3
votes

I need some help with Cuda GLOBAL memory. In my project I must declare Global array for avoid to send this array at every kernel call.

EDIT:

My application can call the kernel more than 1,000 times , and on every call I'm sending him an array with size more than [1000 X 1000], So I think it's taking more time , that's why my app works slowly. So I need declare Global array for GPU, So my questions are

1 How to declare Global array

2 How to initialize Global array from CPU before kernel call

Thanks in advance

2
Shared memory only has block scope. You cannot allocate and populate shared memory before a kernel runs. - talonmies
Maybe I need global memory ? Can I declare global array for every block, thread? - Hayk Nahapetyan
Yes you can but it doesn't solve any problem, try keeping your data in global memory and when you call the kernel, just copy it to shared memory in the kernel. but doing such doesn't help if you are using that data once or you only need a single data in your thread. then you are better off using a normal variable and assign that data to it. This way the compiler will automatically convert that variable to register. - Soroosh Bateni
Thank you very much for response, Can you please take a look for my edits? - Hayk Nahapetyan

2 Answers

5
votes

Your edited question is confusing because you say you are sending your kernel an array of size 1000 x 1000 but you want to know how to do this using a global array. The only way I know of to send this much data to a kernel is to use a global array, so you are probably already doing this with an array in global memory.
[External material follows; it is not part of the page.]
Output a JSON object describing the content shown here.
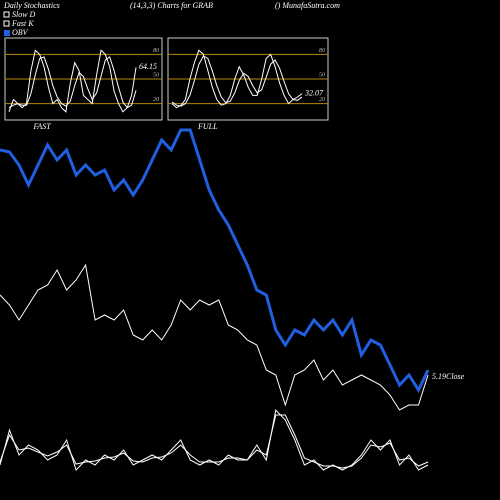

Nevertheless, there are 2 methods, at least, to create and initialize an array in global memory:

1.statically, using __device__ and cudaMemcpyToSymbol, for example:

 #define SIZE 100
 __device__ int A[SIZE];
 ...
 int main(){
   int myA[SIZE];
   for (int i=0; i< SIZE; i++) myA[i] = 5;
   cudaMemcpyToSymbol(A, myA, SIZE*sizeof(int));
   ...
   (kernel calls, etc.)
 }

(device variable reference, cudaMemcpyToSymbol reference)

2.dynamically, using cudaMalloc and cudaMemcpy:

 #define SIZE 100
 ...
 int main(){
   int myA[SIZE];
   int *A;
   for (int i=0; i< SIZE; i++) myA[i] = 5;
   cudaMalloc((void **)&A, SIZE*sizeof(int));
   cudaMemcpy(A, myA, SIZE*sizeof(int), cudaMemcpyHostToDevice);
   ...
   (kernel calls, etc.)
 }

(cudaMalloc reference, cudaMemcpy reference)
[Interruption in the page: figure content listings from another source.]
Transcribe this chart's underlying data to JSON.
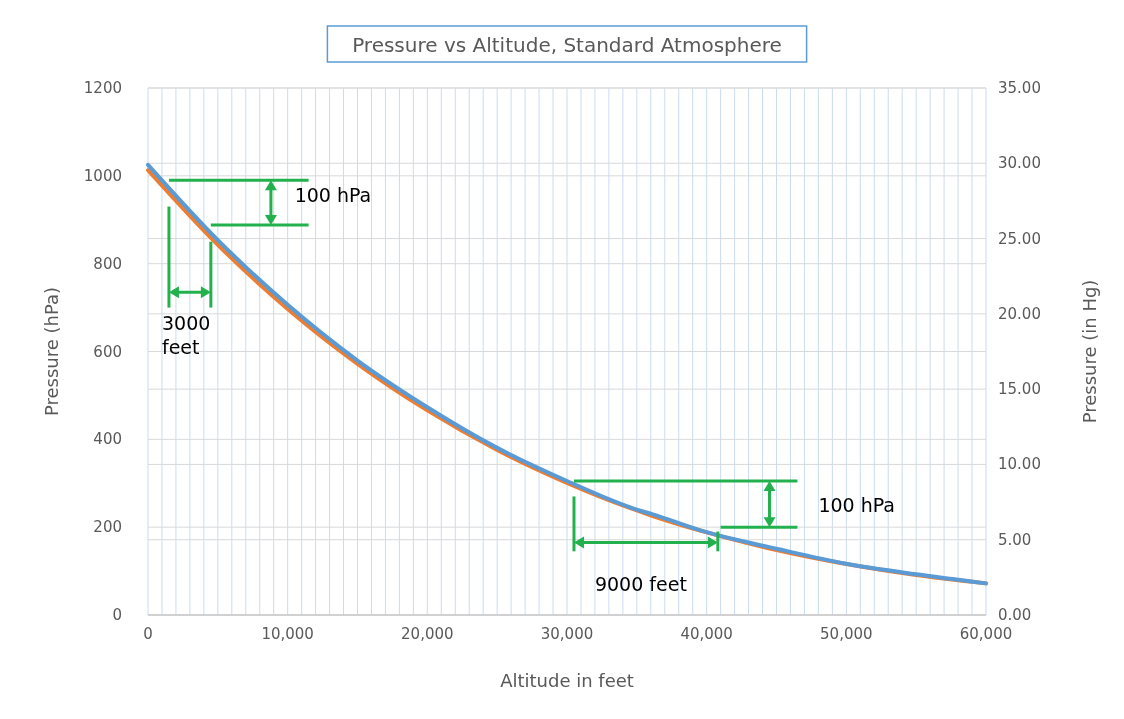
{
  "chart_data": {
    "type": "line",
    "title": "Pressure vs Altitude, Standard Atmosphere",
    "xlabel": "Altitude in feet",
    "ylabel": "Pressure (hPa)",
    "y2label": "Pressure (in Hg)",
    "x": [
      0,
      5000,
      10000,
      15000,
      20000,
      25000,
      30000,
      35000,
      36089,
      40000,
      45000,
      50000,
      55000,
      60000
    ],
    "series": [
      {
        "color": "#ed7d31",
        "values": [
          1013,
          843,
          697,
          572,
          466,
          376,
          301,
          238,
          226,
          188,
          148,
          116,
          91,
          72
        ]
      },
      {
        "color": "#5b9bd5",
        "axis": "y2",
        "values": [
          29.9,
          24.9,
          20.6,
          16.9,
          13.8,
          11.1,
          8.9,
          7.0,
          6.7,
          5.5,
          4.4,
          3.4,
          2.7,
          2.1
        ]
      }
    ],
    "xlim": [
      0,
      60000
    ],
    "xticks": [
      {
        "value": 0,
        "label": "0"
      },
      {
        "value": 1000,
        "label": null
      },
      {
        "value": 2000,
        "label": null
      },
      {
        "value": 3000,
        "label": null
      },
      {
        "value": 4000,
        "label": null
      },
      {
        "value": 5000,
        "label": null
      },
      {
        "value": 6000,
        "label": null
      },
      {
        "value": 7000,
        "label": null
      },
      {
        "value": 8000,
        "label": null
      },
      {
        "value": 9000,
        "label": null
      },
      {
        "value": 10000,
        "label": "10,000"
      },
      {
        "value": 11000,
        "label": null
      },
      {
        "value": 12000,
        "label": null
      },
      {
        "value": 13000,
        "label": null
      },
      {
        "value": 14000,
        "label": null
      },
      {
        "value": 15000,
        "label": null
      },
      {
        "value": 16000,
        "label": null
      },
      {
        "value": 17000,
        "label": null
      },
      {
        "value": 18000,
        "label": null
      },
      {
        "value": 19000,
        "label": null
      },
      {
        "value": 20000,
        "label": "20,000"
      },
      {
        "value": 21000,
        "label": null
      },
      {
        "value": 22000,
        "label": null
      },
      {
        "value": 23000,
        "label": null
      },
      {
        "value": 24000,
        "label": null
      },
      {
        "value": 25000,
        "label": null
      },
      {
        "value": 26000,
        "label": null
      },
      {
        "value": 27000,
        "label": null
      },
      {
        "value": 28000,
        "label": null
      },
      {
        "value": 29000,
        "label": null
      },
      {
        "value": 30000,
        "label": "30,000"
      },
      {
        "value": 31000,
        "label": null
      },
      {
        "value": 32000,
        "label": null
      },
      {
        "value": 33000,
        "label": null
      },
      {
        "value": 34000,
        "label": null
      },
      {
        "value": 35000,
        "label": null
      },
      {
        "value": 36000,
        "label": null
      },
      {
        "value": 37000,
        "label": null
      },
      {
        "value": 38000,
        "label": null
      },
      {
        "value": 39000,
        "label": null
      },
      {
        "value": 40000,
        "label": "40,000"
      },
      {
        "value": 41000,
        "label": null
      },
      {
        "value": 42000,
        "label": null
      },
      {
        "value": 43000,
        "label": null
      },
      {
        "value": 44000,
        "label": null
      },
      {
        "value": 45000,
        "label": null
      },
      {
        "value": 46000,
        "label": null
      },
      {
        "value": 47000,
        "label": null
      },
      {
        "value": 48000,
        "label": null
      },
      {
        "value": 49000,
        "label": null
      },
      {
        "value": 50000,
        "label": "50,000"
      },
      {
        "value": 51000,
        "label": null
      },
      {
        "value": 52000,
        "label": null
      },
      {
        "value": 53000,
        "label": null
      },
      {
        "value": 54000,
        "label": null
      },
      {
        "value": 55000,
        "label": null
      },
      {
        "value": 56000,
        "label": null
      },
      {
        "value": 57000,
        "label": null
      },
      {
        "value": 58000,
        "label": null
      },
      {
        "value": 59000,
        "label": null
      },
      {
        "value": 60000,
        "label": "60,000"
      }
    ],
    "ylim": [
      0,
      1200
    ],
    "yticks": [
      0,
      200,
      400,
      600,
      800,
      1000,
      1200
    ],
    "y2lim": [
      0,
      35
    ],
    "y2ticks": [
      {
        "value": 0,
        "label": "0.00"
      },
      {
        "value": 5,
        "label": "5.00"
      },
      {
        "value": 10,
        "label": "10.00"
      },
      {
        "value": 15,
        "label": "15.00"
      },
      {
        "value": 20,
        "label": "20.00"
      },
      {
        "value": 25,
        "label": "25.00"
      },
      {
        "value": 30,
        "label": "30.00"
      },
      {
        "value": 35,
        "label": "35.00"
      }
    ],
    "grid": true,
    "annotations": [
      {
        "text": "100 hPa",
        "x": 4500,
        "y": 888
      },
      {
        "text": "3000\nfeet",
        "x": 4500,
        "y": 850
      },
      {
        "text": "100 hPa",
        "x": 30500,
        "y": 295
      },
      {
        "text": "9000 feet",
        "x": 40800,
        "y": 190
      }
    ]
  }
}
For clarity I'm omitting error checking which you should do on all cuda calls and kernel calls.

0
votes

If I understand well this question, which is kind of unclear, you want to use global array and send it to the device in every kernel call. This bad practice leads to high latency because in every kernel call you need to transfer your data to the device. In my experience such practice led to negative speed-up.
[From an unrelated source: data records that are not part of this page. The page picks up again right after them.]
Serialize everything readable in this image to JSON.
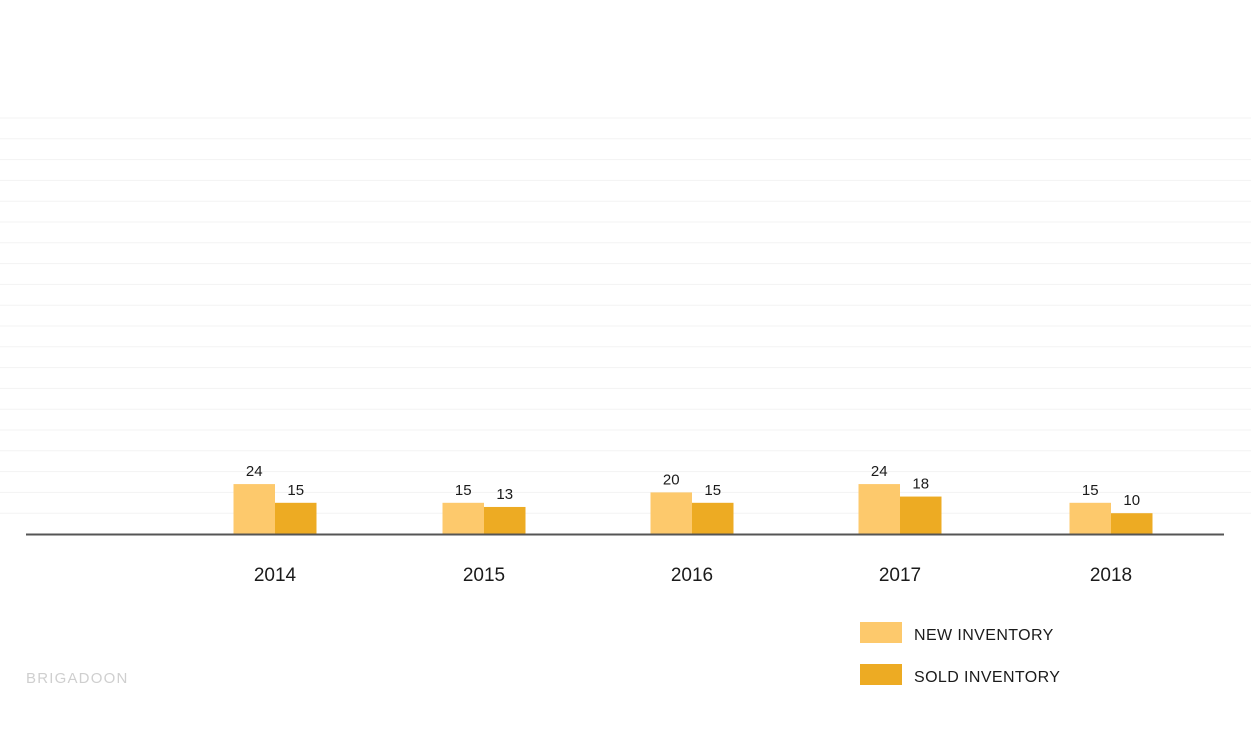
{
  "chart_data": {
    "type": "bar",
    "categories": [
      "2014",
      "2015",
      "2016",
      "2017",
      "2018"
    ],
    "series": [
      {
        "name": "NEW INVENTORY",
        "values": [
          24,
          15,
          20,
          24,
          15
        ],
        "color": "#fdc96c"
      },
      {
        "name": "SOLD INVENTORY",
        "values": [
          15,
          13,
          15,
          18,
          10
        ],
        "color": "#edab23"
      }
    ],
    "ylim": [
      0,
      200
    ],
    "grid": true,
    "legend_position": "bottom-right",
    "title": "",
    "xlabel": "",
    "ylabel": ""
  },
  "watermark": "BRIGADOON",
  "colors": {
    "axis": "#555555",
    "grid": "#f3f3f3",
    "label": "#1b1b1b",
    "watermark": "#cfcfcf"
  }
}
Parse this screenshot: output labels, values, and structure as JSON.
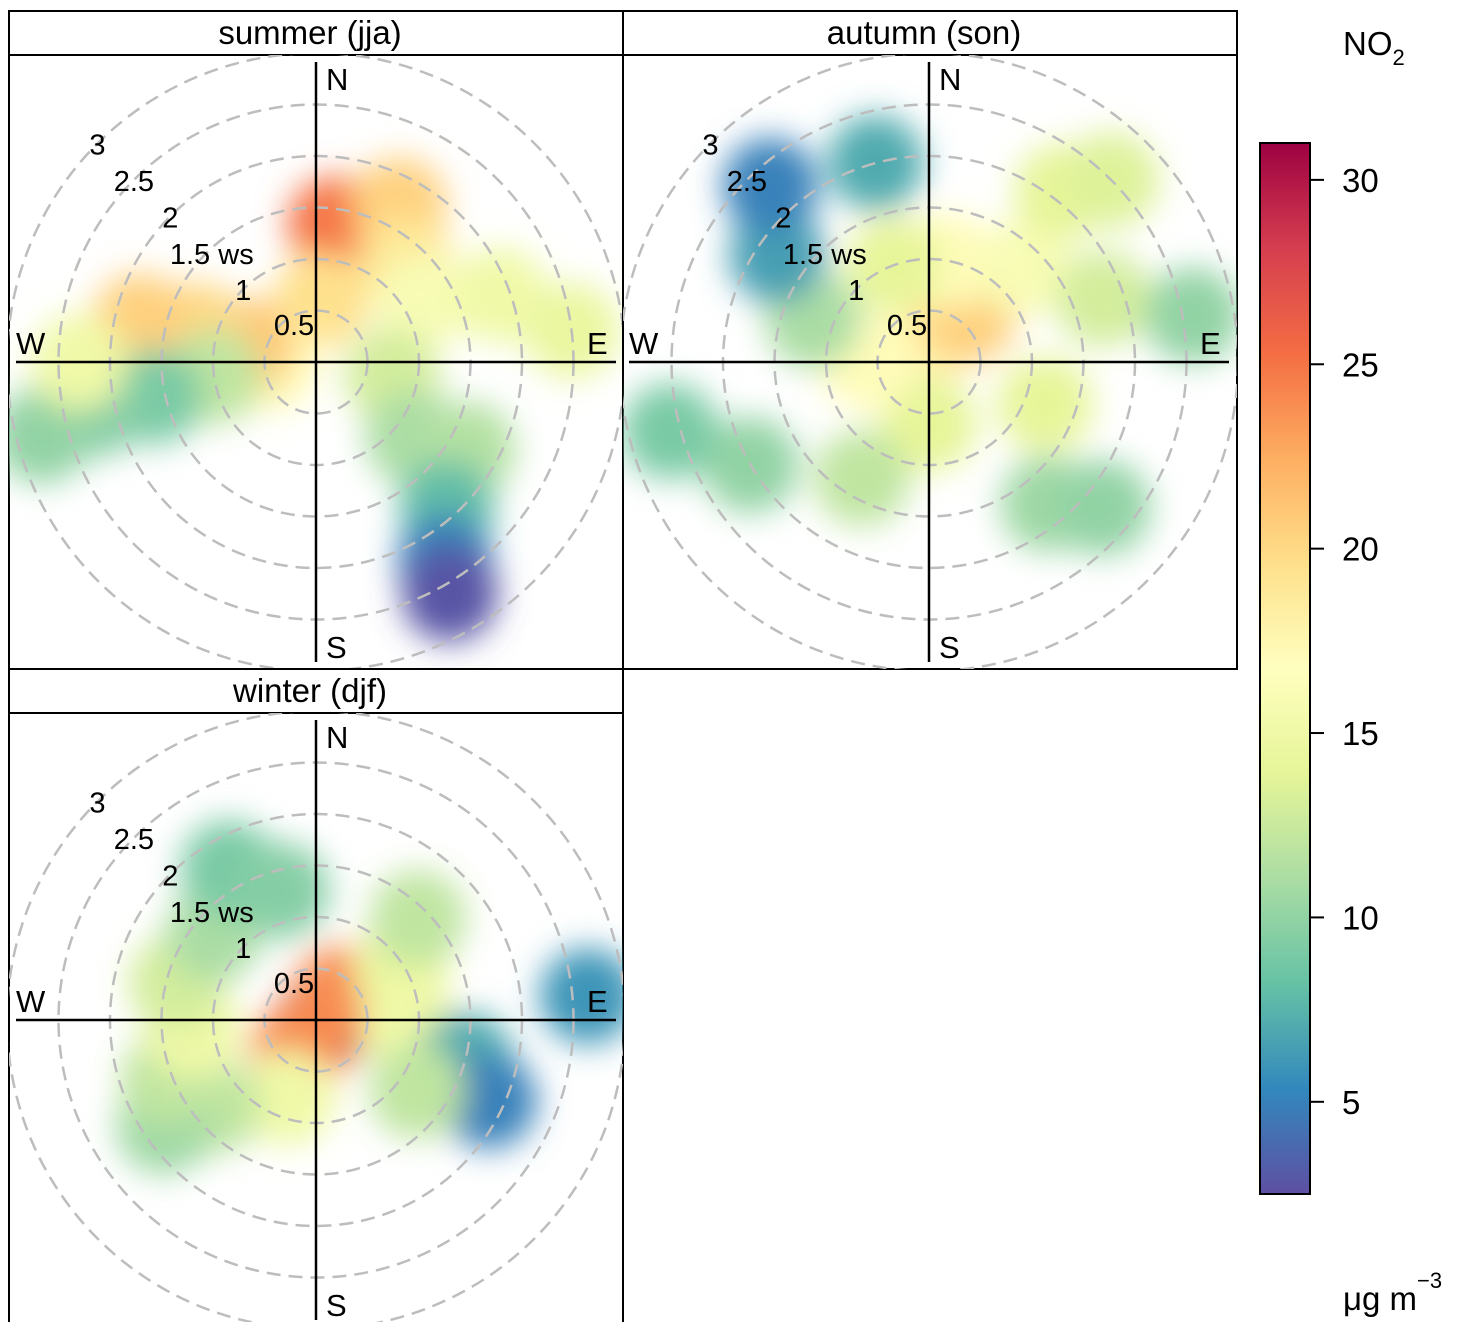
{
  "chart_data": {
    "type": "heatmap",
    "subtype": "polar plot",
    "variable": "NO",
    "variable_subscript": "2",
    "units": "μg m",
    "units_superscript": "−3",
    "colorbar": {
      "range": [
        2.5,
        31
      ],
      "ticks": [
        5,
        10,
        15,
        20,
        25,
        30
      ],
      "palette": [
        "#5e4fa2",
        "#3288bd",
        "#66c2a5",
        "#abdda4",
        "#e6f598",
        "#ffffbf",
        "#fee08b",
        "#fdae61",
        "#f46d43",
        "#d53e4f",
        "#9e0142"
      ]
    },
    "radial_axis": {
      "label": "ws",
      "max": 3,
      "rings": [
        0.5,
        1,
        1.5,
        2,
        2.5,
        3
      ],
      "ring_labels": [
        "0.5",
        "1",
        "1.5 ws",
        "2",
        "2.5",
        "3"
      ]
    },
    "compass": [
      "N",
      "E",
      "S",
      "W"
    ],
    "grid_color": "#bdbdbd",
    "panels": [
      {
        "title": "summer (jja)",
        "blobs": [
          {
            "dir": 8,
            "ws": 1.35,
            "value": 25.0
          },
          {
            "dir": 28,
            "ws": 1.72,
            "value": 20.5
          },
          {
            "dir": 42,
            "ws": 1.3,
            "value": 19.0
          },
          {
            "dir": 5,
            "ws": 0.6,
            "value": 19.5
          },
          {
            "dir": 60,
            "ws": 1.2,
            "value": 16.0
          },
          {
            "dir": 70,
            "ws": 1.9,
            "value": 15.0
          },
          {
            "dir": 83,
            "ws": 2.5,
            "value": 14.5
          },
          {
            "dir": 100,
            "ws": 0.75,
            "value": 13.0
          },
          {
            "dir": 128,
            "ws": 1.2,
            "value": 11.0
          },
          {
            "dir": 120,
            "ws": 1.7,
            "value": 11.5
          },
          {
            "dir": 138,
            "ws": 1.9,
            "value": 8.0
          },
          {
            "dir": 147,
            "ws": 2.3,
            "value": 5.0
          },
          {
            "dir": 150,
            "ws": 2.6,
            "value": 2.8
          },
          {
            "dir": 268,
            "ws": 0.45,
            "value": 17.0
          },
          {
            "dir": 283,
            "ws": 0.7,
            "value": 21.0
          },
          {
            "dir": 285,
            "ws": 1.2,
            "value": 20.0
          },
          {
            "dir": 283,
            "ws": 1.75,
            "value": 20.5
          },
          {
            "dir": 262,
            "ws": 1.0,
            "value": 12.0
          },
          {
            "dir": 258,
            "ws": 1.6,
            "value": 9.0
          },
          {
            "dir": 258,
            "ws": 2.2,
            "value": 9.5
          },
          {
            "dir": 255,
            "ws": 2.75,
            "value": 10.0
          },
          {
            "dir": 270,
            "ws": 2.3,
            "value": 15.0
          }
        ]
      },
      {
        "title": "autumn (son)",
        "blobs": [
          {
            "dir": 20,
            "ws": 0.35,
            "value": 18.0
          },
          {
            "dir": 40,
            "ws": 0.6,
            "value": 20.5
          },
          {
            "dir": 10,
            "ws": 1.0,
            "value": 17.0
          },
          {
            "dir": 45,
            "ws": 1.3,
            "value": 16.0
          },
          {
            "dir": 38,
            "ws": 2.1,
            "value": 14.0
          },
          {
            "dir": 45,
            "ws": 2.5,
            "value": 13.5
          },
          {
            "dir": 70,
            "ws": 1.8,
            "value": 13.0
          },
          {
            "dir": 80,
            "ws": 2.6,
            "value": 10.0
          },
          {
            "dir": 110,
            "ws": 1.2,
            "value": 14.0
          },
          {
            "dir": 140,
            "ws": 1.8,
            "value": 10.5
          },
          {
            "dir": 130,
            "ws": 2.2,
            "value": 10.0
          },
          {
            "dir": 180,
            "ws": 0.6,
            "value": 14.0
          },
          {
            "dir": 210,
            "ws": 1.3,
            "value": 12.0
          },
          {
            "dir": 240,
            "ws": 2.0,
            "value": 10.0
          },
          {
            "dir": 255,
            "ws": 2.6,
            "value": 9.0
          },
          {
            "dir": 270,
            "ws": 0.6,
            "value": 17.0
          },
          {
            "dir": 290,
            "ws": 1.2,
            "value": 11.0
          },
          {
            "dir": 305,
            "ws": 1.8,
            "value": 6.5
          },
          {
            "dir": 318,
            "ws": 2.3,
            "value": 5.0
          },
          {
            "dir": 340,
            "ws": 1.0,
            "value": 14.0
          },
          {
            "dir": 345,
            "ws": 2.0,
            "value": 7.0
          }
        ]
      },
      {
        "title": "winter (djf)",
        "blobs": [
          {
            "dir": 90,
            "ws": 0.1,
            "value": 31.0
          },
          {
            "dir": 45,
            "ws": 0.35,
            "value": 24.0
          },
          {
            "dir": 210,
            "ws": 0.35,
            "value": 24.0
          },
          {
            "dir": 60,
            "ws": 0.95,
            "value": 14.5
          },
          {
            "dir": 45,
            "ws": 1.4,
            "value": 12.0
          },
          {
            "dir": 95,
            "ws": 0.9,
            "value": 15.0
          },
          {
            "dir": 105,
            "ws": 1.5,
            "value": 7.0
          },
          {
            "dir": 115,
            "ws": 1.85,
            "value": 5.0
          },
          {
            "dir": 85,
            "ws": 2.65,
            "value": 6.0
          },
          {
            "dir": 125,
            "ws": 1.2,
            "value": 12.0
          },
          {
            "dir": 200,
            "ws": 0.8,
            "value": 15.0
          },
          {
            "dir": 230,
            "ws": 1.3,
            "value": 12.0
          },
          {
            "dir": 235,
            "ws": 1.8,
            "value": 10.5
          },
          {
            "dir": 248,
            "ws": 1.55,
            "value": 12.0
          },
          {
            "dir": 265,
            "ws": 1.2,
            "value": 15.0
          },
          {
            "dir": 285,
            "ws": 1.4,
            "value": 13.0
          },
          {
            "dir": 310,
            "ws": 1.3,
            "value": 11.0
          },
          {
            "dir": 330,
            "ws": 1.7,
            "value": 9.0
          },
          {
            "dir": 345,
            "ws": 1.3,
            "value": 9.5
          }
        ]
      }
    ]
  }
}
An optimal way would be to use what I call flip-flop technique. The way you do it is:

  1. Declare two array in the device. d_arr1 and d_arr2
  2. Copy the data host -> device into one of the arrays.
  3. Pass as kernel's parameters pointers to d_arr1 and d_arr2
  4. Process the data into the kernel.
  5. In consequent kernel calls you exchange the pointers you are passing as parameters

This way you avoid to transfer the data every kernel call. You transfer only at the beginning and at the end of your host loop.

int a, even =0;
for(a=0;a<1000;a++)
{
  if (even % 2 ==0 )
   //call to the kernel(pointer_a, pointer_b)
  else
  //call to the kernel(pointer_b, pointer_a)
}